Une petite exclamation se fit entendre dans le fond. "Reg !" Sans se tourner, Amelia était certaine que ce nom avait été prononcé par la femme seule qui attendait dans l'assistance. Elle jeta un regard vers la porte et aperçut furtivement un homme d'une quarantaine d'années, qui était entré dans la salle d'audience. Elle se sentait soulagée à l'idée que la femme ne serait pas seule durant sa propre audience.

Elle vit aussi qu'un autre homme était entré. Il portait une sorte d'imper de cuir noir, et il affichait un air grave, presque méchant, sur son visage. Mais là aussi, tout comme pour Mafalda Hopkirk, Amelia n'avait pas l'impression que cet homme était aussi mauvais en soi que son apparence pouvait le laisser supposer. Elle n'aurait pas pu dire pourquoi – c'était juste une puissante intuition.

"Vous mentez, Mademoiselle Davis. Les baguettes ne choisissent que des sorcières et vous... vous n'êtes pas une sorcière," fit Ombrage d'un ton très froid et détaché, où s'exprimait tout son mépris.

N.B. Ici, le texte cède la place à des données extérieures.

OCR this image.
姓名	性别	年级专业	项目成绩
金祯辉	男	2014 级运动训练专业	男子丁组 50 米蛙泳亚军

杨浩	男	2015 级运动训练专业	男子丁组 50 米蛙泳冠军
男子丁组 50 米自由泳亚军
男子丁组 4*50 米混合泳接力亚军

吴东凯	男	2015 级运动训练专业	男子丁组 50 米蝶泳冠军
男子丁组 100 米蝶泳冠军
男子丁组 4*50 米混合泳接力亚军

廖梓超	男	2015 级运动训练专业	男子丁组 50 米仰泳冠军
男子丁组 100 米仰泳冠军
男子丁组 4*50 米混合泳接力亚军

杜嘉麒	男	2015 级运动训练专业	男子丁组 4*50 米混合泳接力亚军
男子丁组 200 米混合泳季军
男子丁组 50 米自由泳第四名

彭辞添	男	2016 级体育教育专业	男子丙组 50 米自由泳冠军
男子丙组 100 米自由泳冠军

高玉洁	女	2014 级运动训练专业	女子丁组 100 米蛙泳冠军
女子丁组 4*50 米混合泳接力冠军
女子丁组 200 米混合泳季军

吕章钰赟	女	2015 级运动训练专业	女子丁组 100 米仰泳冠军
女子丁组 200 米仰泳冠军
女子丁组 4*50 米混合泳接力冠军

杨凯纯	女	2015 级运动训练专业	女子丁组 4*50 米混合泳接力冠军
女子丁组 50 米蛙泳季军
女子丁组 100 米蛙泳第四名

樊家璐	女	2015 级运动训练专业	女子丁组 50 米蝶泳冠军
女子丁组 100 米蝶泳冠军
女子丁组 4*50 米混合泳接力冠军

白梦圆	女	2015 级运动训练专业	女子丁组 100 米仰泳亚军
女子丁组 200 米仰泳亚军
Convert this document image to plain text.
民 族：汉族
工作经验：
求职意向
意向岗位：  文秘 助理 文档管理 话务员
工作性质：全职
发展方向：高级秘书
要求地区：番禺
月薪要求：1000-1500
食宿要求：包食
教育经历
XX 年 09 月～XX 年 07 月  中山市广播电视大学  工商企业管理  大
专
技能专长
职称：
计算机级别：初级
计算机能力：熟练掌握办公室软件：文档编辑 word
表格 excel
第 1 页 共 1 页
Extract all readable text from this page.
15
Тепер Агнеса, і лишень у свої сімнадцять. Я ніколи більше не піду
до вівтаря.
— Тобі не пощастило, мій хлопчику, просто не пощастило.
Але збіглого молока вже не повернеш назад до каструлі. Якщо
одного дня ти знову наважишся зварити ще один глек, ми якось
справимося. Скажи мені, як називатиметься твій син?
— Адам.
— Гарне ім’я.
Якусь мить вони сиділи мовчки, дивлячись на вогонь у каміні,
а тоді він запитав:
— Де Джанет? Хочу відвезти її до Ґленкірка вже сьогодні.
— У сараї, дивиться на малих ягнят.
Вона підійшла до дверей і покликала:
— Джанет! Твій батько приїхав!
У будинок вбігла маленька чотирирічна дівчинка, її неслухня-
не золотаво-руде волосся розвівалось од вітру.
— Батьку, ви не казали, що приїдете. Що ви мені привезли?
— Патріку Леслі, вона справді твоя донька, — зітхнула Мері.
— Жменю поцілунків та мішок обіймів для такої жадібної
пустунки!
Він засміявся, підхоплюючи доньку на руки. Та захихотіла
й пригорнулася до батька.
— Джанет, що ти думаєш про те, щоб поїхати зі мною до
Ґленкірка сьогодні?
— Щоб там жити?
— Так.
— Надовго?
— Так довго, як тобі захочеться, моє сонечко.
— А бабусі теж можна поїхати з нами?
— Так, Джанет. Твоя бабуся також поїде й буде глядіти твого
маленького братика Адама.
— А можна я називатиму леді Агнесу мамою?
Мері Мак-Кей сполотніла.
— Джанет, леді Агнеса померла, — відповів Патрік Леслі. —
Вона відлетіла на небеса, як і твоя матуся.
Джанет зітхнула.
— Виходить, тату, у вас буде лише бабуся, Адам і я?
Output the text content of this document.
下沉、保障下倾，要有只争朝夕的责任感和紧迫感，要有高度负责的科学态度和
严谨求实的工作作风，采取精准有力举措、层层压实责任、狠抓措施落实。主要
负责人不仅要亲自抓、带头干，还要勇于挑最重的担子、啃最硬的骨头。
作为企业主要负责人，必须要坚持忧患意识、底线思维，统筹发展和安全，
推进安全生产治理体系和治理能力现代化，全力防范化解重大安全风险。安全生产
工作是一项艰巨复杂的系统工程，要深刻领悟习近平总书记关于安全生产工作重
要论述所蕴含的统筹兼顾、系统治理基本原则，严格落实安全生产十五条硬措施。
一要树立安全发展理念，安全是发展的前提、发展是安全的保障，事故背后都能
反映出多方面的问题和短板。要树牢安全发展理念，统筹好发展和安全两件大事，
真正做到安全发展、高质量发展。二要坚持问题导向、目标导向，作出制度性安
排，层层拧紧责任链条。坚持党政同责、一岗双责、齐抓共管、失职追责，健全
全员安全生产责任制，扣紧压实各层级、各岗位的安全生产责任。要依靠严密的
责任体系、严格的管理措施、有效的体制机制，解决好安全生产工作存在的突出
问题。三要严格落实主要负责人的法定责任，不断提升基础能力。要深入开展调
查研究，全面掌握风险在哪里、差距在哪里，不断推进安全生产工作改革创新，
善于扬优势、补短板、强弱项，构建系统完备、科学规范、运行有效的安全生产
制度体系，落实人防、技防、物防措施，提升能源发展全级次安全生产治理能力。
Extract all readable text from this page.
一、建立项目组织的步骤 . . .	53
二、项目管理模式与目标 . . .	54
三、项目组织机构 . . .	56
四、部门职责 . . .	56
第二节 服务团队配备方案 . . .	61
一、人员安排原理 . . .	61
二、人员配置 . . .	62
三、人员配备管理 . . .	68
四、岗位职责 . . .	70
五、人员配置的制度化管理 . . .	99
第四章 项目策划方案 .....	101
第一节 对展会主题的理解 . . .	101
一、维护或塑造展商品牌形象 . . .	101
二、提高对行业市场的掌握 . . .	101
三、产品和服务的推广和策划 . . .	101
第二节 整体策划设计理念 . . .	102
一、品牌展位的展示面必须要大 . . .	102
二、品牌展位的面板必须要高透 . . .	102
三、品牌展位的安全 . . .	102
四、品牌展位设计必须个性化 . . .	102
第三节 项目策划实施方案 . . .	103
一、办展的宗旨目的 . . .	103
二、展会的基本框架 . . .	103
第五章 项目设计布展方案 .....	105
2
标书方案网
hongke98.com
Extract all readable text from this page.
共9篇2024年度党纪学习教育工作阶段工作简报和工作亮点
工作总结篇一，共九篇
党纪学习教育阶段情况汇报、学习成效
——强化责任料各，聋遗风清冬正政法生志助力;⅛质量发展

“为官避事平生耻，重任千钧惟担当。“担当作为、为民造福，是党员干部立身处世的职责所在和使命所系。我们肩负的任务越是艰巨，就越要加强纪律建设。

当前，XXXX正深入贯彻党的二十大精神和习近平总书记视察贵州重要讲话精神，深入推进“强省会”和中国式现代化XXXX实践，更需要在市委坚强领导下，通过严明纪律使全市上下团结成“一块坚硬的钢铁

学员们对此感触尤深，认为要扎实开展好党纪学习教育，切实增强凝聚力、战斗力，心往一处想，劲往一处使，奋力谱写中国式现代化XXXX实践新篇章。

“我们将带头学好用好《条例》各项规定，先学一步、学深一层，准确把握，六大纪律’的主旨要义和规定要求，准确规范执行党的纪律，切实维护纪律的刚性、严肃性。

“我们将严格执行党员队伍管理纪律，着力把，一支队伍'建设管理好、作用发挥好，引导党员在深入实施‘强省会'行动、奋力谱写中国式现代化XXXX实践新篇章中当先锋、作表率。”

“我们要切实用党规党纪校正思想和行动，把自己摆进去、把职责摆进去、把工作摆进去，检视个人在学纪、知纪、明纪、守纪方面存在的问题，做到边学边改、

Amelia savait que sa cause était une cause perdue. Elle ne parviendrait jamais à convaincre cette femme. Son sort était scellé – tout comme il l'avait été lorsqu'elle avait été amenée devant Vous-Savez-Qui. Lorsqu'elle avait été donnée au Professeur comme son esclave personnelle. Elle soupira profondément. Elle jeta un regard rapide à son Maître, qui se tenait toujours debout à côté d'elle. "Maître, que va-t-il m'arriver ?" demanda-t-elle d'une voix tremblante, suppliante, presque un murmure.

Severus pressa l'épaule de la jeune femme dans un geste qui se voulait rassurant. Il percevait bien qu'elle était sur le point de paniquer et ce n'était pas le moment de s'effondrer. Pas devant quelqu'un comme Ombrage.

Entre temps, l'homme à l'imper s'était rapproché pour se tenir à la gauche d'Amelia, à un mètre d'elle environ. Elle lui jeta un coup d'oeil furtif avant de tourner son attention à nouveau vers Severus.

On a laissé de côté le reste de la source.